The responses of two of my friends when I asked them the question, "What is idolatry?" are both typical and indicative of how Christians view this subject. They both replied in like fashion, "Easy, it is the worship of false gods." Though we've been warned against "contemporary idolatry" from the pulpit all of our lives and give a hearty amen, do we not then sit back and smugly say to ourselves, "Forget about it, there isn't any real idolatry to worry about today."?
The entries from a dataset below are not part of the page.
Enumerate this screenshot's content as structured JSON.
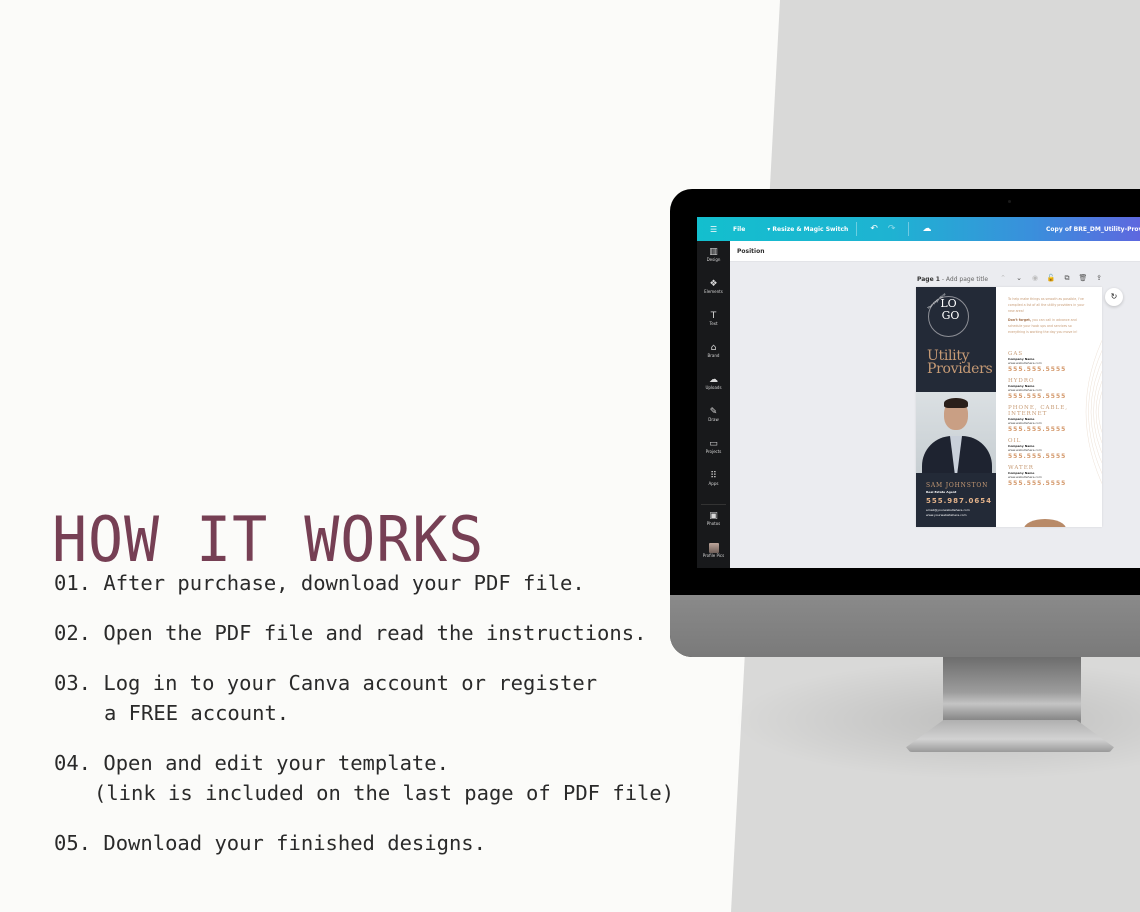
{
  "heading": "HOW IT WORKS",
  "steps": [
    {
      "number": "01.",
      "text": "After purchase, download your PDF file.",
      "continuation": ""
    },
    {
      "number": "02.",
      "text": "Open the PDF file and read the instructions.",
      "continuation": ""
    },
    {
      "number": "03.",
      "text": "Log in to your Canva account or register",
      "continuation": "a FREE account."
    },
    {
      "number": "04.",
      "text": "Open and edit your template.",
      "continuation": "(link is included on the last page of PDF file)"
    },
    {
      "number": "05.",
      "text": "Download your finished designs.",
      "continuation": ""
    }
  ],
  "colors": {
    "heading": "#763f54",
    "canva_gradient_start": "#13bfce",
    "canva_gradient_end": "#6a5ae0",
    "accent_gold": "#c79b75",
    "navy": "#232a37"
  },
  "canva": {
    "topbar": {
      "menu_icon": "hamburger-icon",
      "file_label": "File",
      "resize_label": "▾ Resize & Magic Switch",
      "undo_icon": "↶",
      "redo_icon": "↷",
      "cloud_icon": "☁",
      "document_title": "Copy of BRE_DM_Utility-Provid"
    },
    "sidebar": [
      {
        "icon": "▥",
        "label": "Design"
      },
      {
        "icon": "❖",
        "label": "Elements"
      },
      {
        "icon": "T",
        "label": "Text"
      },
      {
        "icon": "⌂",
        "label": "Brand"
      },
      {
        "icon": "☁",
        "label": "Uploads"
      },
      {
        "icon": "✎",
        "label": "Draw"
      },
      {
        "icon": "▭",
        "label": "Projects"
      },
      {
        "icon": "⠿",
        "label": "Apps"
      },
      {
        "icon": "▣",
        "label": "Photos"
      },
      {
        "icon": "",
        "label": "Profile Pics"
      }
    ],
    "position_label": "Position",
    "page_header": {
      "page": "Page 1",
      "separator": " - ",
      "title_placeholder": "Add page title"
    },
    "page_tools": [
      "⌃",
      "⌄",
      "◉",
      "🔓",
      "⧉",
      "🗑",
      "⇪"
    ],
    "refresh_icon": "↻"
  },
  "design": {
    "logo_top": "LO",
    "logo_bottom": "GO",
    "logo_arc_text": "Your Logo Here",
    "title_line1": "Utility",
    "title_line2": "Providers",
    "agent_name": "SAM JOHNSTON",
    "agent_role": "Real Estate Agent",
    "agent_phone": "555.987.0654",
    "agent_email": "email@yourwebsitehere.com",
    "agent_website": "www.yourwebsitehere.com",
    "intro_1": "To help make things as smooth as possible, I've compiled a list of all the utility providers in your new area!",
    "intro_2_bold": "Don't forget,",
    "intro_2": " you can call in advance and schedule your hook ups and services so everything is working the day you move in!",
    "utilities": [
      {
        "category": "GAS",
        "company": "Company Name",
        "website": "www.websitehere.com",
        "phone": "555.555.5555"
      },
      {
        "category": "HYDRO",
        "company": "Company Name",
        "website": "www.websitehere.com",
        "phone": "555.555.5555"
      },
      {
        "category": "PHONE, CABLE, INTERNET",
        "company": "Company Name",
        "website": "www.websitehere.com",
        "phone": "555.555.5555"
      },
      {
        "category": "OIL",
        "company": "Company Name",
        "website": "www.websitehere.com",
        "phone": "555.555.5555"
      },
      {
        "category": "WATER",
        "company": "Company Name",
        "website": "www.websitehere.com",
        "phone": "555.555.5555"
      }
    ]
  }
}
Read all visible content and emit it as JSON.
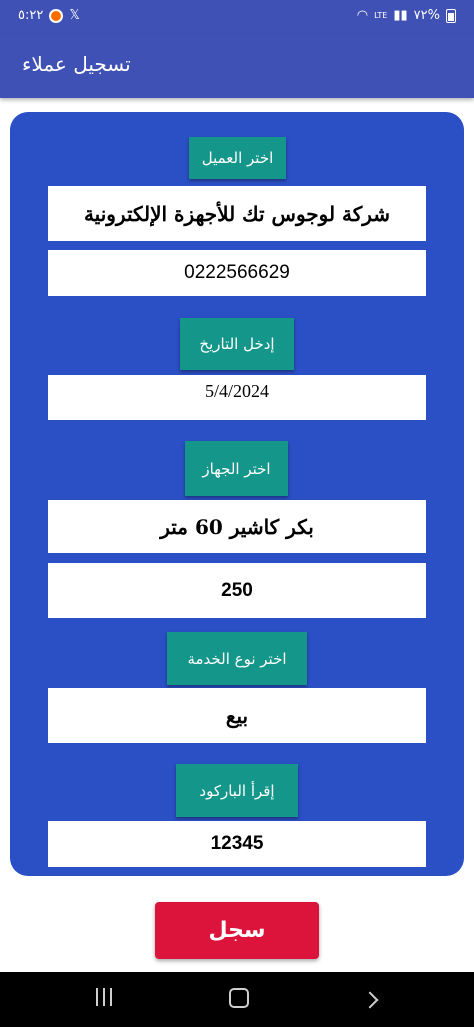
{
  "status_bar": {
    "time": "٥:٢٢",
    "battery": "%٧٢",
    "network": "LTE"
  },
  "app_bar": {
    "title": "تسجيل عملاء"
  },
  "form": {
    "customer_button": "اختر العميل",
    "customer_name": "شركة لوجوس تك للأجهزة الإلكترونية",
    "customer_phone": "0222566629",
    "date_button": "إدخل التاريخ",
    "date_value": "5/4/2024",
    "device_button": "اختر الجهاز",
    "device_name": "بكر كاشير 60 متر",
    "device_price": "250",
    "service_button": "اختر نوع الخدمة",
    "service_value": "بيع",
    "barcode_button": "إقرأ الباركود",
    "barcode_value": "12345"
  },
  "actions": {
    "save_label": "سجل"
  },
  "colors": {
    "primary": "#3f51b5",
    "card": "#2b4fc4",
    "teal": "#15968a",
    "save": "#dc143c"
  }
}
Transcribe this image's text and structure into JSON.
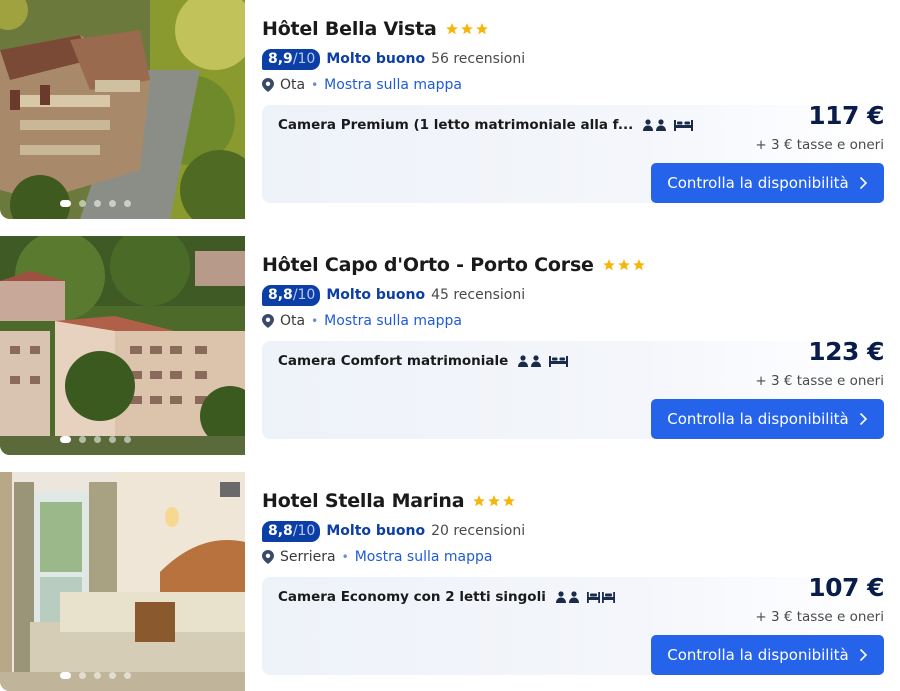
{
  "listings": [
    {
      "name": "Hôtel Bella Vista",
      "stars": 3,
      "score": "8,9",
      "score_max": "/10",
      "rating_word": "Molto buono",
      "reviews": "56 recensioni",
      "city": "Ota",
      "separator": "•",
      "map_link": "Mostra sulla mappa",
      "room": "Camera Premium (1 letto matrimoniale alla f...",
      "guests_icon": "two-persons-icon",
      "bed_icon": "double-bed-icon",
      "price": "117 €",
      "taxes": "+ 3 € tasse e oneri",
      "cta": "Controlla la disponibilità"
    },
    {
      "name": "Hôtel Capo d'Orto - Porto Corse",
      "stars": 3,
      "score": "8,8",
      "score_max": "/10",
      "rating_word": "Molto buono",
      "reviews": "45 recensioni",
      "city": "Ota",
      "separator": "•",
      "map_link": "Mostra sulla mappa",
      "room": "Camera Comfort matrimoniale",
      "guests_icon": "two-persons-icon",
      "bed_icon": "double-bed-icon",
      "price": "123 €",
      "taxes": "+ 3 € tasse e oneri",
      "cta": "Controlla la disponibilità"
    },
    {
      "name": "Hotel Stella Marina",
      "stars": 3,
      "score": "8,8",
      "score_max": "/10",
      "rating_word": "Molto buono",
      "reviews": "20 recensioni",
      "city": "Serriera",
      "separator": "•",
      "map_link": "Mostra sulla mappa",
      "room": "Camera Economy con 2 letti singoli",
      "guests_icon": "two-persons-icon",
      "bed_icon": "two-single-beds-icon",
      "price": "107 €",
      "taxes": "+ 3 € tasse e oneri",
      "cta": "Controlla la disponibilità"
    }
  ],
  "colors": {
    "score_badge": "#0b3fa6",
    "link": "#1f5bd8",
    "cta": "#2563eb",
    "star": "#f5b50a",
    "price": "#0a1d4a"
  }
}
Pagan practices pervading the period prior to the New Testament encompassed Israel in a fiery ring of heathen worship. Peoples surrounding the holy nation included the following: Syrians, Sidonians and Hittites from the North; Egyptians, Moabites, Edomites and Amalakites from the South; Assyrians, Ammonites and Babylonians from the East; the Philistines along the Mediterranean coast just to the west; and other scattered groups living within Canaan not driven out during the conquest (Judges 1:21, 27-36). All were idolatrous and all posed an eminent threat to the spiritual purity of God's people by means of introducing the spiritual harlotry of idolatry. Those idols esteemed veneration were mountains, springs, trees, blocks of stone, carved, painted and molded images and wooden poles of Asherah such as the one destroyed by Gideon in Judges 6:25-32. Other idols embraced were the sun, moon, sacred animals and the basest of barbarous "gods" demanding infanticide and prostitution as tokens of service. Let the reader take note the resurgence of idolatry in today's new age movement is just as much a threat now as it was 4,000 years ago.
Idolatrous gods of the Old Testament included Baal, Asherah, Molech, Tammuz, Milcom, Chemosh and Apis, the bull-calf god of ancient Egypt just to name a few (1 Kings 18:19; 2 Kings 23:10; Ezekiel 8:14; 1 Kings 11:33). Throughout the history of Israel, idolatry remained a problem (Genesis 31:19; Exodus 32:1-4; Joshua 24:14; Ezekiel 8). Finally, the descendants of Jacob had filled their cup of wrath and Israel and Judah were swept away into Assyrian and Babylonian captivity in 722 and 586 BC respectively.
Thayer defines idolatry as, "the worship of false gods," and W.E. Vine as service done to an idol in the New Testament Greek. The extermination of any semblance of idolatrous practices and icons following the Maccabean war created an unprecedented era free from pagan iconism among the Jews in Palestine prior to the birth of the Lord. Would it last? Hardly, as the perpetrator simply enters in a new disguise. Thus our Lord warned, "No man can serve two masters: for either he will hate the one, and love the other; or else he will hold to the one, and despise the other. Ye cannot serve God and mammon" (Matthew 6:24). The apostle echoed these sentiments stating, "Mortify therefore your members which are upon the earth; fornication, uncleanness, evil concupiscence (evil desire in NASB), and covetousness (greed in NASB), which is idolatry" (Colossians 3:5). Peter again admonished brethren to flee from such (1 Peter 4:3).
Although we are quick to judge those without, we frequently fail to recognize that the sword cuts both ways (Romans 2:1,3,19-24). Just as Rachel wouldn't leave Laban's household idols behind, so we too hang on to our coveted little gods (Genesis 31:19).